Brent crude tumbled nearly 4 percent on Thursday after Iran and six world powers announced a framework agreement on the OPEC member’s nuclear program. But initial expectatio­ns of a quick recovery in oil exports were tempered by views that it could longer than expected to roll back sanctions.

“People betting on Iran’s oil arriving tomorrow realize they may have to wait up to a year,” said Phil Flynn, analyst at Price Futures Group in Chicago.

Oil extended gains after industry intelligen­ce group Genscape reported that stockpiles at Cushing, Oklahoma, barely rose last week, according to traders. It would be the smallest increase since November at the delivery point for the US crude contract traded on the New York Mercantile Exchange.

Brent May crude was up $3.08, or 5.6 percent, to $58.03 a barrel at 1:01 p.m. EDT (1701 GMT), having reached $58.20 intraday.

US May crude was up $2.78, or 5.7 percent, at $51.92 a barrel, just below its $51.95 intraday peak.

A weaker dollar following Friday’s disappoint­ing US jobs report for March buoyed crude oil prices on Monday.

Also supportive to the market was news that top exporter Saudi Arabia raised the prices for all the crude oil grades it will sell to Asia in May, raising prices a second straight month.

Concerns over conflict in Yemen supported prices, as fighting between a Saudibacke­d coalition and Shi’ite Houthi forces continued.

Gold

Gold rose 1 percent to a seven-week high on Monday, climbing for the second straight session after US jobs rose at the slowest pace in more than a year, fueling expectatio­ns the US Federal Reserve could postpone an anticipate­d rate increase.

Nonfarm payrolls rose 126,000 last month, less than half February’s pace and the smallest gain since December 2013, the Labor Department said on Friday. The data pushed the US dollar lower, making dollardeno­minated gold cheaper for holders of other currencies.

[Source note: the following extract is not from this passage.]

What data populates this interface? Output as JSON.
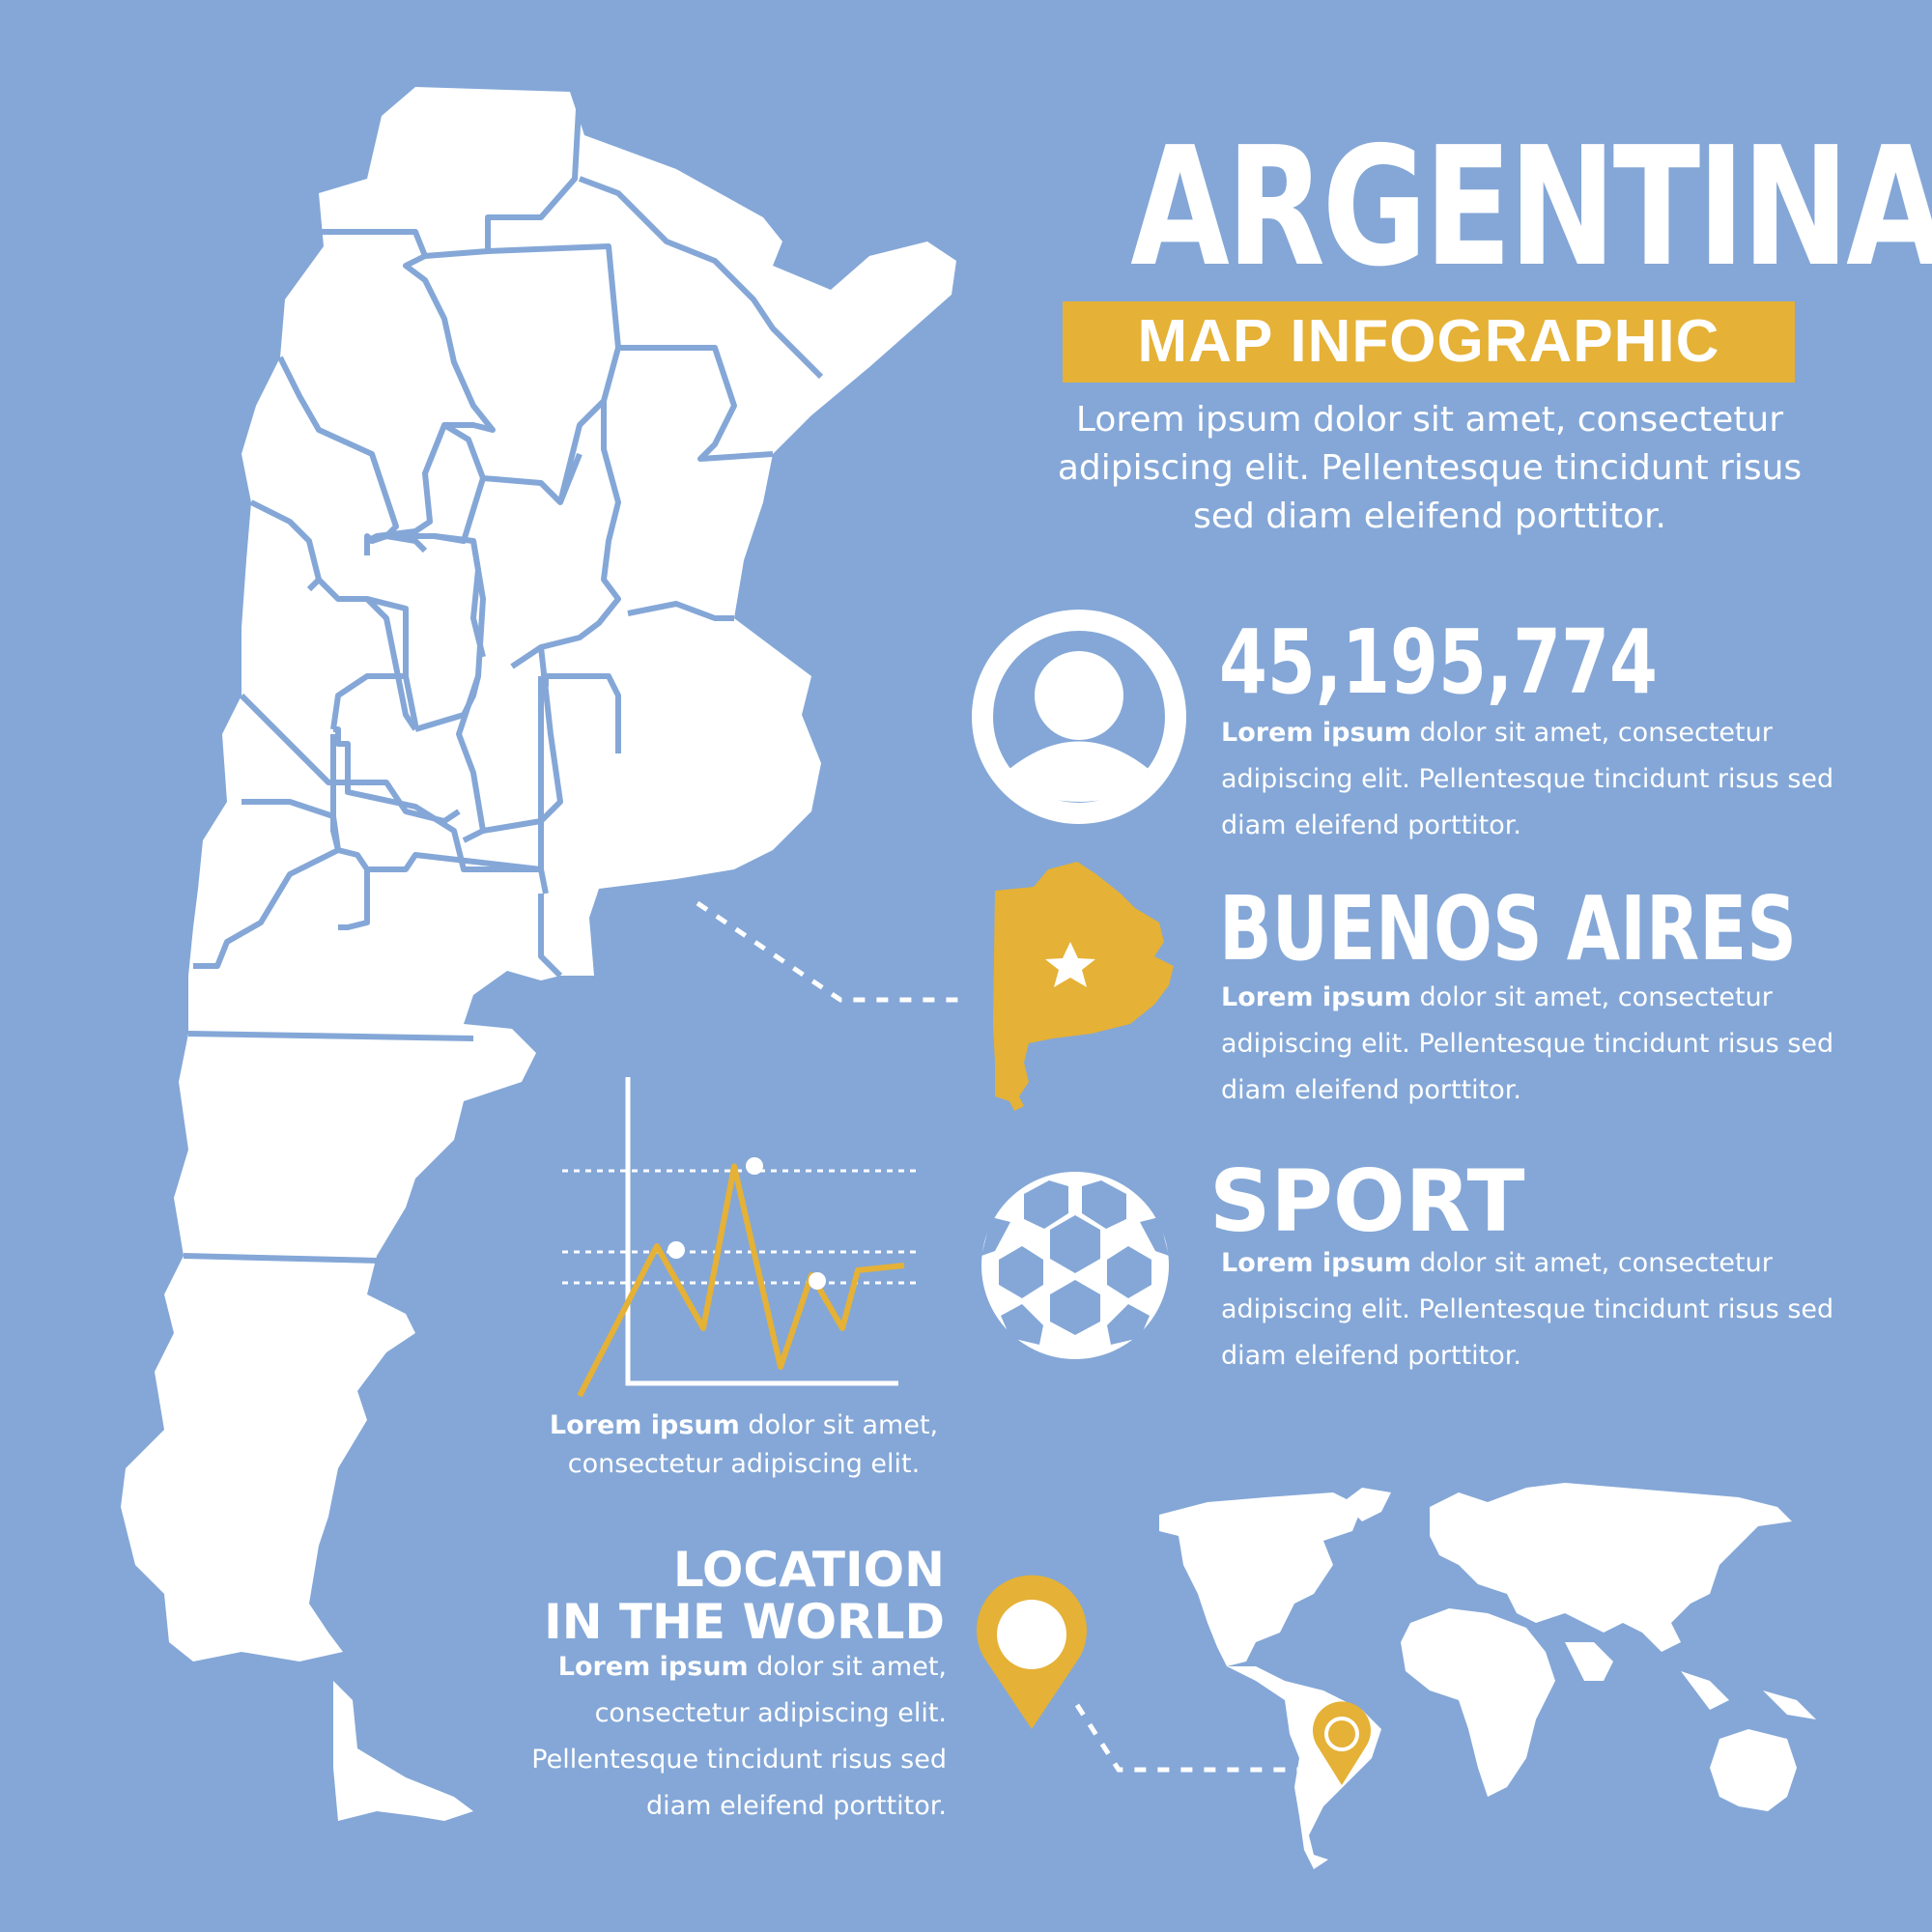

That data could prod the US central bank to delay a rate increase that analysts had expected to come in June or September amid signals from the Fed it was ready to tighten monetary policy in view of a strengthen­ing labor market.

“I think people are feeling comfortabl­e being long gold after the payrolls data,” said Yuichi Ikemizu, branch manager at Standard Bank in Tokyo.

Spot gold was up 1 percent at $1,221.60 an ounce at 11:20 p.m. EDT (1520 GMT), after hitting a session high of $1,224.10, the highest since Feb. 17.

US gold for June delivery climbed 1.8 percent to $1,222.30 an ounce.

A delay in the first US rate increase since 2006 would burnish gold’s draw as a safe-haven asset.